А тут еще отвратительное воспоминание о сне, приснившемся перед самым пробуждением. Он стоит в толпе на каком-то вокзале, держит Боба за руку и сует билет железнодорожнику в форме, ожесточенно с ним споря.

Боб почему-то тянет его назад. Все это крайне нелепо, потому что Франсуа должен сказать железнодорожнику что-то ужасно важное. Люди вокруг смотрят на него с негодованием, он не понимает почему, как вдруг обнаруживает, что совершенно гол.

Да, гол, но это не его нагота. Вот что самое невероятное в этом сне. Он гол, как дядя Леон, брат матери, с которым они иногда виделись в Мелене, когда Франсуа был в возрасте Боба. Юл, как дядя Леон в тот раз в комнате служанки, когда Франсуа подсматривал за ними в замочную скважину. Пожалуй, в ту пору Франсуа был чуть постарше Боба. Лет, наверное, двенадцати.

У рыжего дяди Леона была такая белая кожа, что она казалась неживой. Тело служанки в полумраке чердачной каморки было тоже мертвенно-бледным. Франсуа никогда не думал, что человеческая кожа может отличаться такой резкой белизной и каждый волосок на ней, кажется, вырисован чернилами. Это было невыносимо мерзко. Он видел большие отвислые груди женщины, которая была старше его матери, но главное — черный, как бездна, треугольник внизу живота; воспоминание о нем мучило Франсуа долгие годы, и после этого случая он не мог заставить себя поцеловать дядю Леона и даже взглянуть ему в лицо.

— Придется мне, мой мальчик, оперировать тебя Нет, это говорил не дядя Леон, а Рауль нынче ночью.

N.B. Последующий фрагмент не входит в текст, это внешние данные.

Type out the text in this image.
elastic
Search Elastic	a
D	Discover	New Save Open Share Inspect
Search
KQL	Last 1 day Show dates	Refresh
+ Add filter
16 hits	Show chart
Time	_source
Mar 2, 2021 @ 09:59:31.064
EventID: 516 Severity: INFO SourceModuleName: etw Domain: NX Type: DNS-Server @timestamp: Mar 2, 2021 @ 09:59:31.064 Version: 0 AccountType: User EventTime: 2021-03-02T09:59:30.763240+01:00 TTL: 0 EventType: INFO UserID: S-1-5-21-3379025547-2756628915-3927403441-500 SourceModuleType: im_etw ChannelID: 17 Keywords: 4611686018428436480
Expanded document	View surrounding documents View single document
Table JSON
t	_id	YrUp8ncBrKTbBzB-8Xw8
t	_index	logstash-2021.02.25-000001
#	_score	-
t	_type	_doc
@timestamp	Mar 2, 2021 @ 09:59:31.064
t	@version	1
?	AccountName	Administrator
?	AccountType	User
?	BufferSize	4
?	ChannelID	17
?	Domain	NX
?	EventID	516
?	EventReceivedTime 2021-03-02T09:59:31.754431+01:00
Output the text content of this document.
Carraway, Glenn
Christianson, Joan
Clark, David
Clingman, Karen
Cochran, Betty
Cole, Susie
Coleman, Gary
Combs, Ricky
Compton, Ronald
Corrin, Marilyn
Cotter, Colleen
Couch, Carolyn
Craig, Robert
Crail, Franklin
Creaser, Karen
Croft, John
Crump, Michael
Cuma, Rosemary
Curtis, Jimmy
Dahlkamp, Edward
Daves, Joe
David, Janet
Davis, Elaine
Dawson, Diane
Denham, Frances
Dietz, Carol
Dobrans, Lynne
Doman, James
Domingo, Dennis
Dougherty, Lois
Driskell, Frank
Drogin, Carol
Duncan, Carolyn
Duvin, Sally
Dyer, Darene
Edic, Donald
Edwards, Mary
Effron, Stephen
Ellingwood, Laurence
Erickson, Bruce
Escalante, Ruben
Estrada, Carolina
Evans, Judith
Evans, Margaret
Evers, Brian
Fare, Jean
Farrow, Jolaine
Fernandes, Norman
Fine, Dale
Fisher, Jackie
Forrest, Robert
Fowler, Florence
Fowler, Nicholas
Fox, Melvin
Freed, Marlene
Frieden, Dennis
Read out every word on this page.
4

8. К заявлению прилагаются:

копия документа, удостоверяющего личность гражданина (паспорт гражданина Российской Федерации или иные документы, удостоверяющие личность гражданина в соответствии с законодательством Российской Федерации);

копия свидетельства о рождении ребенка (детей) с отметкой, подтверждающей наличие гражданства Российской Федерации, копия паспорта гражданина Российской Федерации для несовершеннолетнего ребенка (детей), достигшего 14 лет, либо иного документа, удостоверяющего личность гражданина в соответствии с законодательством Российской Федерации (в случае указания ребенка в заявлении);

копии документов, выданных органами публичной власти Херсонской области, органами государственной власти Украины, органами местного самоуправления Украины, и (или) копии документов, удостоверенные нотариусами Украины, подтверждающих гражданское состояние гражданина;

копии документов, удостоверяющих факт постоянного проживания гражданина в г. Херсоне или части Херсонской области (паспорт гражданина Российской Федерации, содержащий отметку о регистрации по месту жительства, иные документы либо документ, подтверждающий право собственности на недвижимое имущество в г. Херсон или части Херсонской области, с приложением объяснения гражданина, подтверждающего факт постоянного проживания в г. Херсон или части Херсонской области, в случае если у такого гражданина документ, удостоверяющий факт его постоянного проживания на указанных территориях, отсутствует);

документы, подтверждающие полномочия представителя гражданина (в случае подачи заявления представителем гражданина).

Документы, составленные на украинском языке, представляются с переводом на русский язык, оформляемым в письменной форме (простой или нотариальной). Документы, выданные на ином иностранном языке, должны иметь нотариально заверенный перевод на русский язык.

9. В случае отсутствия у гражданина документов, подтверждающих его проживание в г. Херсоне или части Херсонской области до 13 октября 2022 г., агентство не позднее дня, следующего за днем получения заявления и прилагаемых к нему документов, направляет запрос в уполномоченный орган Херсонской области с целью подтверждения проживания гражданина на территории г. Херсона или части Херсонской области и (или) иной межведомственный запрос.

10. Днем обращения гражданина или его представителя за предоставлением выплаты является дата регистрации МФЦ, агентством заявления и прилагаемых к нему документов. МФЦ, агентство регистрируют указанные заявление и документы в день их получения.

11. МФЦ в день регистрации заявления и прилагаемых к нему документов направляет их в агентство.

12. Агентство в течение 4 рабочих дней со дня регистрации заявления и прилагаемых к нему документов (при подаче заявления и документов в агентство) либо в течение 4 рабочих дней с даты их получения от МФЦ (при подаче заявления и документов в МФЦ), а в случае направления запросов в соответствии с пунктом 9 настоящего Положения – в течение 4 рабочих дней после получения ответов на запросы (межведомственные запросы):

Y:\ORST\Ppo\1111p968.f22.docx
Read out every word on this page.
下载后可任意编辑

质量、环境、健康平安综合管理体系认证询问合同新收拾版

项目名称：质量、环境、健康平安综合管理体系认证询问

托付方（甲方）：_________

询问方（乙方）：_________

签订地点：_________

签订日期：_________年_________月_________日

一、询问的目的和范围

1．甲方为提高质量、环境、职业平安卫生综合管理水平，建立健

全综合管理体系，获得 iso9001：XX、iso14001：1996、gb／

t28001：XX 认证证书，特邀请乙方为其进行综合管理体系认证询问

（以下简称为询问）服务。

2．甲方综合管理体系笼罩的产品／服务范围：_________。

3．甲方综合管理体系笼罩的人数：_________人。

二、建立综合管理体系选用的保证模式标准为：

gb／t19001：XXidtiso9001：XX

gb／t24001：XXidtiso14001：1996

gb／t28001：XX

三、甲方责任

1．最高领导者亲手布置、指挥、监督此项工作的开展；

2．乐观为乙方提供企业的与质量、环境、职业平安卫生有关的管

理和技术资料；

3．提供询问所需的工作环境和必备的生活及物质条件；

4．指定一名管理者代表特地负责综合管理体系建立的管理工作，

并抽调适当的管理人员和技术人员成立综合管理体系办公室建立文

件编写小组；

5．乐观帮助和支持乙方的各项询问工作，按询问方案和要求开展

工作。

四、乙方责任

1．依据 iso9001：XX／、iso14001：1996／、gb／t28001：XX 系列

Интересное совпадение! Это выражение из словаря их детства, Франсуа его почти забыл. Свое начало оно вело с каникул, которые они всей семьей проводили в Сен-Поре. Вернее сказать, первоисточником его был рабочий при гостинице на берегу Сены. Ходил он всегда в охотничьем костюме, и обязанности его состояли главным образом в подготовке лодок для рыболовов, но иногда хозяйка поручала ему резать кур или кроликов. Тогда у всех на виду он нес в каждой руке по несчастному животному и приговаривал с угрожающей ласковостью:

«Не бойтесь, деточки! Сейчас мы вас оперируем!»

Рауль вспомнил это детское выражение и применил его к брату. Но дело в том, что в детстве Франсуа про себя называл словом оперировать то, что делал тогда дядя Леон со служанкой.

А ведь в больнице сейчас по-настоящему оперируют Жермену…

Да, Рауль оперировал его — так же безжалостно, как тот рабочий из Сен-Пора (его звали Селестен), и так же грязно, как дядя Леон. Рауль выставил его голым, как во сне, но то была не мужская нагота — нездоровая кожа, волосы, срамные части, какие рисуют на стенах общественных уборных. И вот теперь Франсуа не решается даже бросить взгляд на альбом, который так и валяется раскрытым на ореховом столе. Во всем была разлита какая-то нарочитая жестокость, и это напомнило Франсуа его собственное лицо, каким он его видел в иные утра после скверно проведенной ночи в зеркале, освещенном серым полусветом ванной комнаты. И еще — лицо Жермены на больничной койке, запах больницы. Он же обещал быть там, ждать во время операции в вестибюле, но у него не хватает решимости ни одеться, ни даже умыться. И вообще лучше не двигаться, потому что при каждом движении накатывает дурнота.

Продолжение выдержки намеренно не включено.